The concepts are simple and they are related, but they are also a bit confusing, so here we go:
Sensitivity is the extent to which a medical or psychological test has the ability to indicate an individual has the condition the test is measuring. For example, if a test is measuring whether or not you are pregnant, a highly sensitive test would catch most people who have the ‘condition’ of pregnancy. It is measured like a correlation, so the sensitivity range of a test can go from -1 to 1. The closer to 1 a test is, the higher the sensitivity. At 1, the test is perfect—it catches every single pregnant person with every test administration.

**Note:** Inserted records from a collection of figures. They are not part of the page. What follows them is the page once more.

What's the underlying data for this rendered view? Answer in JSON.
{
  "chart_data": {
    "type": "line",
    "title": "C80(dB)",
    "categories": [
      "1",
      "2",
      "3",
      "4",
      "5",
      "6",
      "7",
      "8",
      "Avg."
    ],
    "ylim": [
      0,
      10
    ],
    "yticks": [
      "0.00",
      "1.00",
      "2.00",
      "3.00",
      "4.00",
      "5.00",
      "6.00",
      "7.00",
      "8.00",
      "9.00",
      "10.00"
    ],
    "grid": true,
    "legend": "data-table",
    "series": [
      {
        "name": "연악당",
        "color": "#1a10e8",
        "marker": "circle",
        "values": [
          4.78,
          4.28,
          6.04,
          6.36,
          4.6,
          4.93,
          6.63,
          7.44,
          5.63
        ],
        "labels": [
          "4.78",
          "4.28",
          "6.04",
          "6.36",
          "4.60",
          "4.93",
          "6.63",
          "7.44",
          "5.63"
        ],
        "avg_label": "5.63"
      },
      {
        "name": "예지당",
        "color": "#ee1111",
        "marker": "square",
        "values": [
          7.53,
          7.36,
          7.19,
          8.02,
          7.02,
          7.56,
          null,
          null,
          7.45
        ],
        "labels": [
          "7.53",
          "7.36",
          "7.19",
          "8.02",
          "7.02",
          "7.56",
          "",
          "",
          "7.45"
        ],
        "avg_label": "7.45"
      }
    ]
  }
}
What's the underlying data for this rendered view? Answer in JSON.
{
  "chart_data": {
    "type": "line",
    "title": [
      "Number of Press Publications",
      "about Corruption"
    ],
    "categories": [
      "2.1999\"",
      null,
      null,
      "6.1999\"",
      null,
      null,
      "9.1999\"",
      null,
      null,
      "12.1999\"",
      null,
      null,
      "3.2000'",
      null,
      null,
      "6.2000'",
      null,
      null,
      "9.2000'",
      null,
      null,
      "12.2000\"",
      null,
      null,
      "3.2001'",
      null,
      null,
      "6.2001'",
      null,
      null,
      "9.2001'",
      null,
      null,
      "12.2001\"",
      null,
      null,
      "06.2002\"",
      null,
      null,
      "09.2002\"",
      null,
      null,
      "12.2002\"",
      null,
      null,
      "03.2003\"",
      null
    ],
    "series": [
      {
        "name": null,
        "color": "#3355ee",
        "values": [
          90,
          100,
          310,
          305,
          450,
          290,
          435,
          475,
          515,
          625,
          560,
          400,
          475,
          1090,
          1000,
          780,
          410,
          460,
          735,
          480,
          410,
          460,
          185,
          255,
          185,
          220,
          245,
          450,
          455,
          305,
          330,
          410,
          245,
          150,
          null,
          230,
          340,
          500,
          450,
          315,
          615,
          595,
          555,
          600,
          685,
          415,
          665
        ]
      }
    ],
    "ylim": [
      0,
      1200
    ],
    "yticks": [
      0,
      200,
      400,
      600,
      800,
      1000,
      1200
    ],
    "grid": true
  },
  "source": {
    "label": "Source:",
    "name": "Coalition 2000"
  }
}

But, high sensitivity on a test is not always great, especially when it comes at the expense of specificity.
Specificity is the extent to which a medical or psychological test can rule out people who do not have the condition. It is measured on the same -1 to 1 scale as sensitivity, and one would hope that a pregnancy test would have a specificity of exactly 1 for every man who takes the test—you don’t want a pregnancy test to ever tell a man he is pregnant.

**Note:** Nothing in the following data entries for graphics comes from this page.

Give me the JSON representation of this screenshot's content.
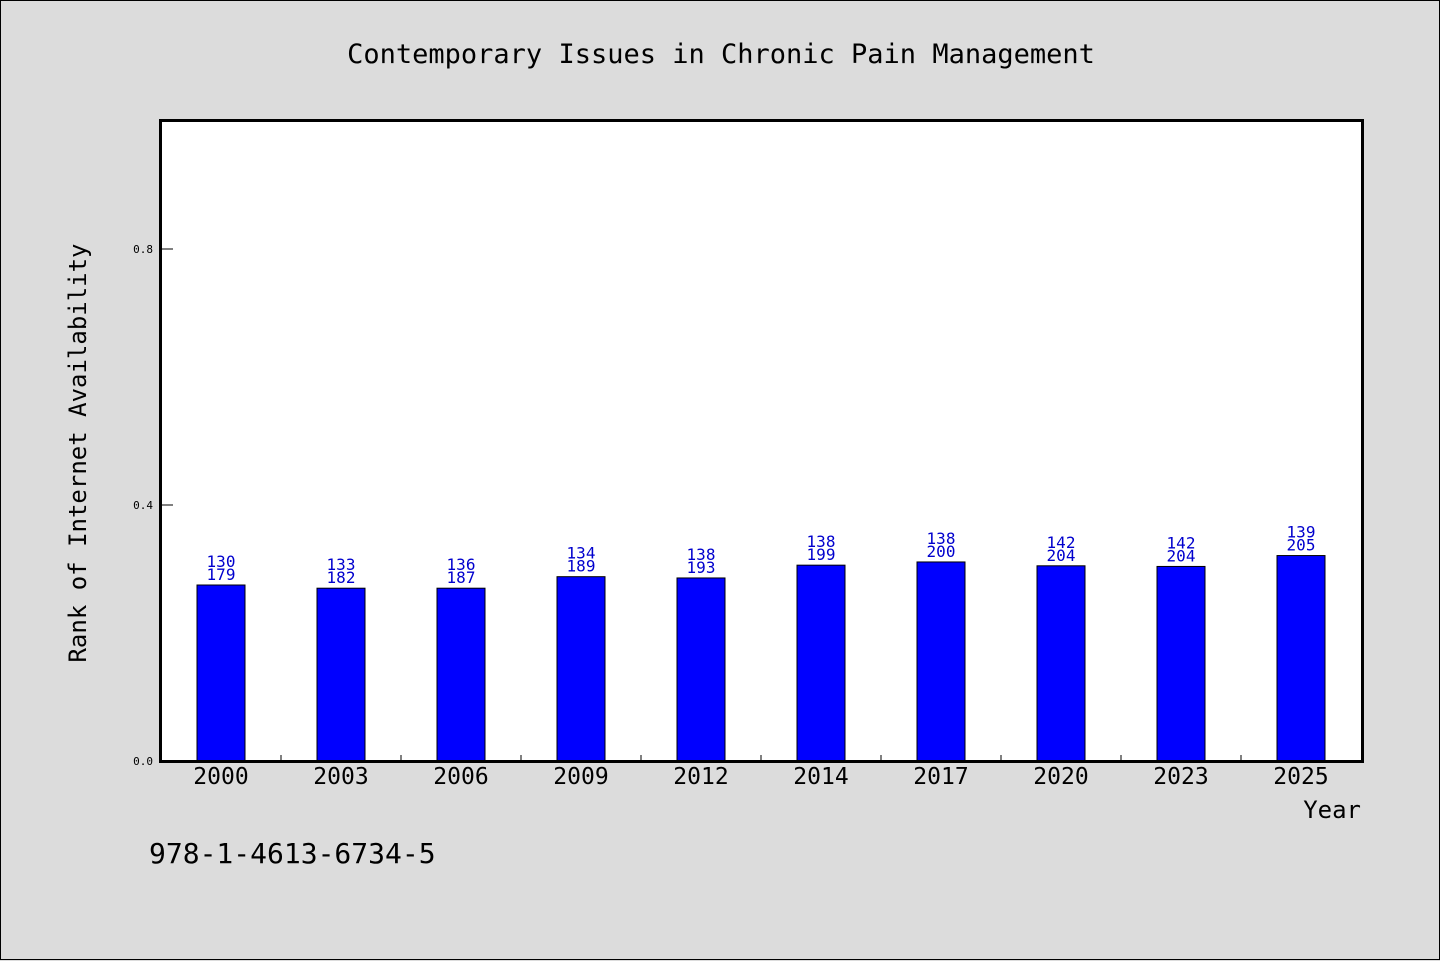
{
  "chart_data": {
    "type": "bar",
    "title": "Contemporary Issues in Chronic Pain Management",
    "xlabel": "Year",
    "ylabel": "Rank of Internet Availability",
    "categories": [
      "2000",
      "2003",
      "2006",
      "2009",
      "2012",
      "2014",
      "2017",
      "2020",
      "2023",
      "2025"
    ],
    "values": [
      0.275,
      0.27,
      0.27,
      0.288,
      0.286,
      0.306,
      0.311,
      0.305,
      0.304,
      0.321
    ],
    "bar_label_top": [
      "130",
      "133",
      "136",
      "134",
      "138",
      "138",
      "138",
      "142",
      "142",
      "139"
    ],
    "bar_label_bottom": [
      "179",
      "182",
      "187",
      "189",
      "193",
      "199",
      "200",
      "204",
      "204",
      "205"
    ],
    "yticks": [
      "0.0",
      "0.4",
      "0.8"
    ],
    "ytick_values": [
      0.0,
      0.4,
      0.8
    ],
    "ylim": [
      0.0,
      1.0
    ],
    "grid": false,
    "bar_color": "#0000ff",
    "label_color": "#0000cd"
  },
  "footer": {
    "isbn": "978-1-4613-6734-5"
  }
}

Tests that are highly sensitive (i.e., they catch many or all true positives) sometimes have to sacrifice specificity in order to do so, creating what are called ‘false positives.’

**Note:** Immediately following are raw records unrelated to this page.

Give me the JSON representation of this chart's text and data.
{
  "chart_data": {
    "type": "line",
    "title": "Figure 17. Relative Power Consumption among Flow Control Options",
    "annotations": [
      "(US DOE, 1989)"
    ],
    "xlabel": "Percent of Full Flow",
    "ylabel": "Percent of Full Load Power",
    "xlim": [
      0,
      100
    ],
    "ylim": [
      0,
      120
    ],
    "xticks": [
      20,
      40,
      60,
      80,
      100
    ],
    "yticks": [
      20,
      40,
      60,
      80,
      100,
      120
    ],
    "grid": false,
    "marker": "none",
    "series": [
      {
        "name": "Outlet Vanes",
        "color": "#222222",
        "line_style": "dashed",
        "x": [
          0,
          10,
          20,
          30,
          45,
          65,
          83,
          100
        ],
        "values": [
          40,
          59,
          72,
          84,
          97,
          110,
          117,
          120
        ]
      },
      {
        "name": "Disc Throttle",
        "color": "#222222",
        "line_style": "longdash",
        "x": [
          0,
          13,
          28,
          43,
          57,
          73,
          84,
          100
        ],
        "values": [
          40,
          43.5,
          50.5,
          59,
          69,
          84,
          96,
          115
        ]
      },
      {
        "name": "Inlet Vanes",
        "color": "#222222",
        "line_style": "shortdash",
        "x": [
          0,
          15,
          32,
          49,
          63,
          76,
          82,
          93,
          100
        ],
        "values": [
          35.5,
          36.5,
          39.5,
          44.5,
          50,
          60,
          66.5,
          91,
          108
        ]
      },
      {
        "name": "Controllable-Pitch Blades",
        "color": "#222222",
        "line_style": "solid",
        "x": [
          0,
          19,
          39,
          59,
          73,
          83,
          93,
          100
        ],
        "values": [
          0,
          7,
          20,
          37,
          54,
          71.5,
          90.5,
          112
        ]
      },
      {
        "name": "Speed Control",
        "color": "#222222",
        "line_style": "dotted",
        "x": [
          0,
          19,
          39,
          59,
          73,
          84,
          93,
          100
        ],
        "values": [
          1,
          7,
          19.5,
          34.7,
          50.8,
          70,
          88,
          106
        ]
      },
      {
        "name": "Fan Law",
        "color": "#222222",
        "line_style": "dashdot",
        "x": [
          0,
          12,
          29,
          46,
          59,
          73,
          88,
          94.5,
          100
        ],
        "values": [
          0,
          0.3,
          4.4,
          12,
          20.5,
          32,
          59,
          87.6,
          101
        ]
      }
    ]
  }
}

Imagine an extreme example: A new pregnancy test for people is developed. It consists of one question: Are you human? If you answer ‘yes’ to that question, the test says you are pregnant. If you answer ‘no,’ the test says you are not pregnant.
This new one-question pregnancy test would have a sensitivity score of 1. It would catch literally every person who is pregnant, because, by necessity, every person who is pregnant is human. But, it would have extremely low specificity because it would create millions of false positives. For example, it would assume every man who took the test was pregnant, along with many non-pregnant women.
So obviously, it is important to take into account both sensitivity and specificity when evaluating whether or not the results of any particular test are reliable. And one way to boost a test’s reliability is to also understand the role of another statistical concept: Positive Predictive Power (PPP).
PPP, sometimes known as Positive Predictive Value, is the probability that someone with a positive score on a test actually meets that condition. For a pregnancy test, that would mean that a positive test result means the person actually is pregnant. In my example of the one-question pregnancy test with perfect sensitivity, the PPP score would be terrible. Considering roughly 50% of the world’s population is male and at any given moment in time most women are not pregnant, the PPP would never be able to get above 10-15%. It would essentially be useless. You might as well flip a coin.
In summary, the concepts of sensitivity, specificity, and positive predictive power are incredibly important when weighing the reliability of any type of test on which an expert relies to form an opinion. Questioning experts on this aspect of a test’s reliability can help bolster their overall credibility (if they relied on good tests), or it can significantly lower their credibility (if the tests they used are bad).